Grevillea incurva
- Conservation status: Critically Endangered (IUCN 3.1)

Scientific classification
- Kingdom: Plantae
- Clade: Embryophytes
- Clade: Tracheophytes
- Clade: Angiosperms
- Clade: Eudicots
- Order: Proteales
- Family: Proteaceae
- Genus: Grevillea
- Species: G. incurva
- Binomial name: Grevillea incurva (Diels) Olde & Marriott

= Grevillea incurva =

- Genus: Grevillea
- Species: incurva
- Authority: (Diels) Olde & Marriott
- Conservation status: CR

Species of shrub endemic to Western Australia

Grevillea incurva is a species of flowering plant in the family Proteaceae and is endemic to inland south-western Western Australia. It is an erect shrub with linear adult leaves and clusters of creamy-yellow flowers.

==Description==
Grevillea incurva is an erect shrub that typically grows to a height of 1.5–2.5 m and has silky-hairy branchlets. Its adult leaves are linear mostly 10–20 mm long and 0.7–1 mm long with the edges curved upwards. The flowers are arranged in leaf axils or on the ends of branches in cylindrical clusters 24–45 mm long and are creamy-yellow, the pistil 5.5–6.0 mm long. Flowering occurs in late spring and the fruit is a smooth oval follicle 7.5–10 mm long.

==Taxonomy==
This grevillea was first formally described in 1904 by Ludwig Diels who gave it the name Grevillea integrifolia var. incurva in Ernst Georg Pritzel's Botanische Jahrbücher für Systematik, Pflanzengeschichte und Pflanzengeographie. In 1994 Peter M. Olde and Neil R. Marriott raised the variety to species status as Grevillea incurva in The Grevillea Book.
The specific epithet (incurva) means "curved upwards", referring to the leaves.

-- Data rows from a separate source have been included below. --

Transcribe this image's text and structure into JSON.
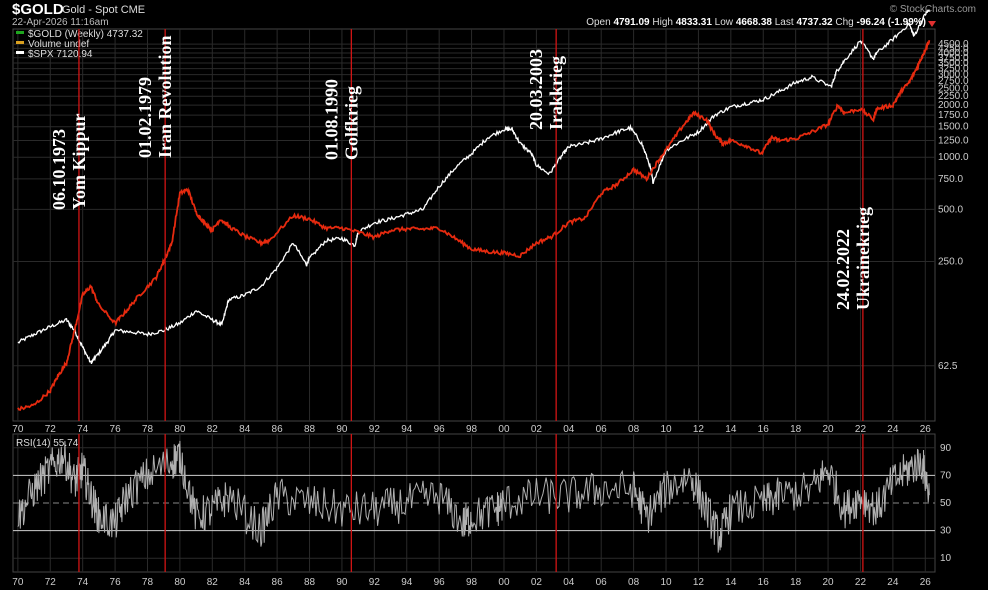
{
  "header": {
    "symbol": "$GOLD",
    "description": "Gold - Spot CME",
    "datetime": "22-Apr-2026 11:16am",
    "copyright": "© StockCharts.com",
    "ohlc": {
      "open_label": "Open",
      "open": "4791.09",
      "high_label": "High",
      "high": "4833.31",
      "low_label": "Low",
      "low": "4668.38",
      "last_label": "Last",
      "last": "4737.32",
      "chg_label": "Chg",
      "chg": "-96.24 (-1.99%)"
    }
  },
  "colors": {
    "gold": "#e62a0f",
    "gold_alt": "#d9a020",
    "spx": "#ffffff",
    "event_line": "#d11414",
    "rsi": "#b0b0b0",
    "grid": "#2a2a2a"
  },
  "chart_data": [
    {
      "type": "line",
      "panel": "price",
      "scale": "log",
      "legend": [
        {
          "name": "$GOLD (Weekly) 4737.32",
          "color": "#1fa51f"
        },
        {
          "name": "Volume undef",
          "color": "#d9a020"
        },
        {
          "name": "$SPX 7120.94",
          "color": "#ffffff"
        }
      ],
      "y_ticks": [
        "4500.0",
        "4250.0",
        "4000.0",
        "3750.0",
        "3500.0",
        "3250.0",
        "3000.0",
        "2750.0",
        "2500.0",
        "2250.0",
        "2000.0",
        "1750.0",
        "1500.0",
        "1250.0",
        "1000.0",
        "750.0",
        "500.0",
        "250.0",
        "62.5"
      ],
      "x_ticks": [
        "70",
        "72",
        "74",
        "76",
        "78",
        "80",
        "82",
        "84",
        "86",
        "88",
        "90",
        "92",
        "94",
        "96",
        "98",
        "00",
        "02",
        "04",
        "06",
        "08",
        "10",
        "12",
        "14",
        "16",
        "18",
        "20",
        "22",
        "24",
        "26"
      ],
      "gold_series": {
        "name": "$GOLD",
        "x": [
          1970.0,
          1971.0,
          1972.0,
          1972.5,
          1973.0,
          1973.5,
          1974.0,
          1974.5,
          1975.0,
          1976.0,
          1976.7,
          1977.5,
          1978.5,
          1979.0,
          1979.5,
          1980.0,
          1980.5,
          1981.0,
          1981.5,
          1982.0,
          1982.5,
          1983.0,
          1984.0,
          1985.0,
          1985.5,
          1987.0,
          1988.0,
          1989.0,
          1990.0,
          1991.0,
          1992.0,
          1993.0,
          1994.0,
          1995.0,
          1996.0,
          1997.0,
          1998.0,
          1999.0,
          2000.0,
          2001.0,
          2002.0,
          2003.0,
          2004.0,
          2005.0,
          2006.0,
          2007.0,
          2008.0,
          2008.8,
          2009.5,
          2010.0,
          2011.0,
          2011.7,
          2012.5,
          2013.0,
          2013.5,
          2014.0,
          2015.0,
          2015.9,
          2016.5,
          2017.0,
          2018.0,
          2019.0,
          2020.0,
          2020.6,
          2021.0,
          2022.0,
          2022.8,
          2023.0,
          2024.0,
          2024.5,
          2025.0,
          2025.5,
          2025.9,
          2026.25
        ],
        "y": [
          35,
          37,
          45,
          55,
          65,
          100,
          160,
          180,
          140,
          110,
          130,
          160,
          200,
          250,
          320,
          620,
          650,
          480,
          420,
          380,
          440,
          400,
          350,
          320,
          330,
          460,
          440,
          390,
          390,
          370,
          345,
          380,
          385,
          385,
          390,
          340,
          295,
          285,
          280,
          270,
          320,
          350,
          420,
          445,
          620,
          700,
          850,
          750,
          950,
          1100,
          1500,
          1800,
          1650,
          1350,
          1200,
          1250,
          1160,
          1050,
          1300,
          1250,
          1280,
          1400,
          1550,
          2000,
          1800,
          1900,
          1650,
          1900,
          2000,
          2400,
          2700,
          3300,
          4000,
          4737
        ]
      },
      "spx_series": {
        "name": "$SPX",
        "x": [
          1970.0,
          1971.0,
          1972.0,
          1973.0,
          1973.5,
          1974.0,
          1974.5,
          1974.8,
          1975.5,
          1976.0,
          1977.0,
          1978.0,
          1979.0,
          1980.0,
          1981.0,
          1982.0,
          1982.6,
          1983.0,
          1984.0,
          1985.0,
          1986.0,
          1987.0,
          1987.8,
          1988.0,
          1989.0,
          1990.0,
          1990.8,
          1991.0,
          1992.0,
          1993.0,
          1994.0,
          1995.0,
          1996.0,
          1997.0,
          1998.0,
          1999.0,
          2000.0,
          2000.5,
          2001.0,
          2001.7,
          2002.0,
          2002.8,
          2003.5,
          2004.0,
          2005.0,
          2006.0,
          2007.0,
          2007.8,
          2008.5,
          2009.0,
          2009.2,
          2010.0,
          2011.0,
          2012.0,
          2013.0,
          2014.0,
          2015.0,
          2016.0,
          2017.0,
          2018.0,
          2019.0,
          2020.2,
          2020.5,
          2021.0,
          2022.0,
          2022.8,
          2023.0,
          2024.0,
          2025.0,
          2025.3,
          2026.0,
          2026.25
        ],
        "y": [
          85,
          95,
          105,
          115,
          100,
          80,
          65,
          70,
          85,
          100,
          98,
          95,
          100,
          110,
          130,
          115,
          108,
          150,
          160,
          180,
          230,
          320,
          240,
          260,
          330,
          340,
          310,
          370,
          420,
          440,
          470,
          500,
          680,
          870,
          1050,
          1300,
          1450,
          1450,
          1200,
          1050,
          900,
          800,
          1000,
          1150,
          1200,
          1280,
          1400,
          1480,
          1200,
          900,
          720,
          1100,
          1250,
          1400,
          1750,
          1950,
          2050,
          2150,
          2400,
          2700,
          2900,
          2550,
          3100,
          3600,
          4700,
          3700,
          4000,
          4800,
          5900,
          5000,
          6700,
          7120
        ]
      },
      "events": [
        {
          "x": 1973.77,
          "date": "06.10.1973",
          "label": "Yom Kippur"
        },
        {
          "x": 1979.09,
          "date": "01.02.1979",
          "label": "Iran Revolution"
        },
        {
          "x": 1990.58,
          "date": "01.08.1990",
          "label": "Golfkrieg"
        },
        {
          "x": 2003.22,
          "date": "20.03.2003",
          "label": "Irakkrieg"
        },
        {
          "x": 2022.15,
          "date": "24.02.2022",
          "label": "Ukrainekrieg"
        }
      ]
    },
    {
      "type": "line",
      "panel": "rsi",
      "title": "RSI(14) 55.74",
      "ylim": [
        0,
        100
      ],
      "y_ticks": [
        "90",
        "70",
        "50",
        "30",
        "10"
      ],
      "x_ticks": [
        "70",
        "72",
        "74",
        "76",
        "78",
        "80",
        "82",
        "84",
        "86",
        "88",
        "90",
        "92",
        "94",
        "96",
        "98",
        "00",
        "02",
        "04",
        "06",
        "08",
        "10",
        "12",
        "14",
        "16",
        "18",
        "20",
        "22",
        "24",
        "26"
      ],
      "series": [
        {
          "name": "RSI(14)",
          "x": [
            1970.0,
            1971.0,
            1972.0,
            1972.8,
            1973.5,
            1974.0,
            1974.5,
            1975.0,
            1976.0,
            1976.7,
            1978.0,
            1979.5,
            1980.0,
            1981.0,
            1982.0,
            1983.0,
            1985.0,
            1986.0,
            1988.0,
            1990.0,
            1992.0,
            1994.0,
            1996.0,
            1997.5,
            1998.0,
            1999.5,
            2000.0,
            2002.0,
            2004.0,
            2006.0,
            2008.0,
            2008.8,
            2010.0,
            2011.5,
            2012.5,
            2013.3,
            2014.0,
            2016.0,
            2017.0,
            2019.0,
            2020.0,
            2021.0,
            2022.0,
            2023.0,
            2024.0,
            2025.0,
            2025.8,
            2026.25
          ],
          "y": [
            40,
            60,
            75,
            85,
            65,
            75,
            55,
            40,
            35,
            55,
            70,
            80,
            85,
            40,
            45,
            55,
            30,
            55,
            50,
            45,
            45,
            50,
            55,
            35,
            40,
            45,
            50,
            55,
            55,
            60,
            60,
            40,
            60,
            70,
            45,
            25,
            45,
            50,
            55,
            60,
            75,
            45,
            55,
            45,
            65,
            75,
            80,
            55.74
          ]
        }
      ]
    }
  ]
}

==Distribution and habitat==
Grevillea incurva grows on sandy soil in heath between Meckering, Kellerberrin and Harrismith in the Avon Wheatbelt bioregion of inland south-western Western Australia.

==Conservation status==
Grevillea incurva is listed as Critically Endangered by the International Union for Conservation of Nature, but as 'Not Threatened' by the Government of Western Australia Department of Biodiversity, Conservation and Attractions.